Reviewing web metrics

Evan Williams (one of the makers of Blogger) posts a strong argument for why organisations should be moving away from using page views as a metric much in the same way we all moved away from hits in the late 90s.

Looking at MySpace he compares page views with ‘reach’ (effectively uniqiue visitors) and maps the results against the same for MySpace suddenly doesn’t look as far ahead as it did when based solely on page views. He draws on Mike Davidson‘s argument that MySpace has such enormous metrics largely as a result of poor architecture – requiring the user to go through refresh pages many more times than necessary if MySpace was redesigned from the ground up with usability in mind.

Ajax is only part of the reason pageviews are obsolete. Another one is RSS. About half the readers of this blog do so via RSS. I can know how many subscribers I have to my feed, thanks to Feedburner. And I can know how many times my feed is downloaded, if I wanted to dig into my server logs. But I don’t get to count pageviews for every view in Google Reader or Bloglines or LiveJournal or anywhere else I’m syndicated.

Another reason: Widgets. The web is becoming increasingly widgetized—little bits of functionality from one site are displayed on many others. The purveyors of a widget can track how many times their javascript of flash file is loaded elsewhere—but what does that mean? If you get a widget loaded in a sidebar of a blog without anyone paying attention to it, that’s not worth anything. But if you’re YouTube, and someone’s watching a whole video and perhaps even an ad you’re getting paid for, that’s something else entirely.
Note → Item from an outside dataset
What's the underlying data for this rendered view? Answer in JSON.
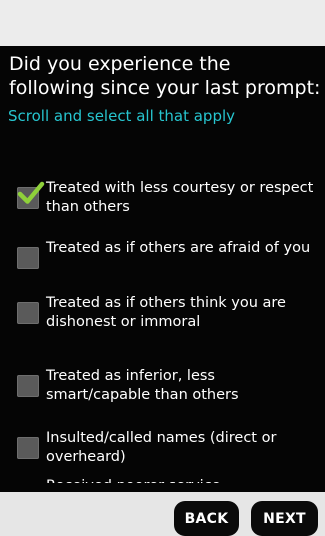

But is it a pageview?

Pageviews were never a great measure of popularity. A simple javascript form validation can easily cut down on pageviews (and save users time), while a useless frameset can pump up your numbers. But with the proliferation of Ajax, RSS, and widgets, pageviews are even more silly to pay much attention to—even as we’re all obsessed with them.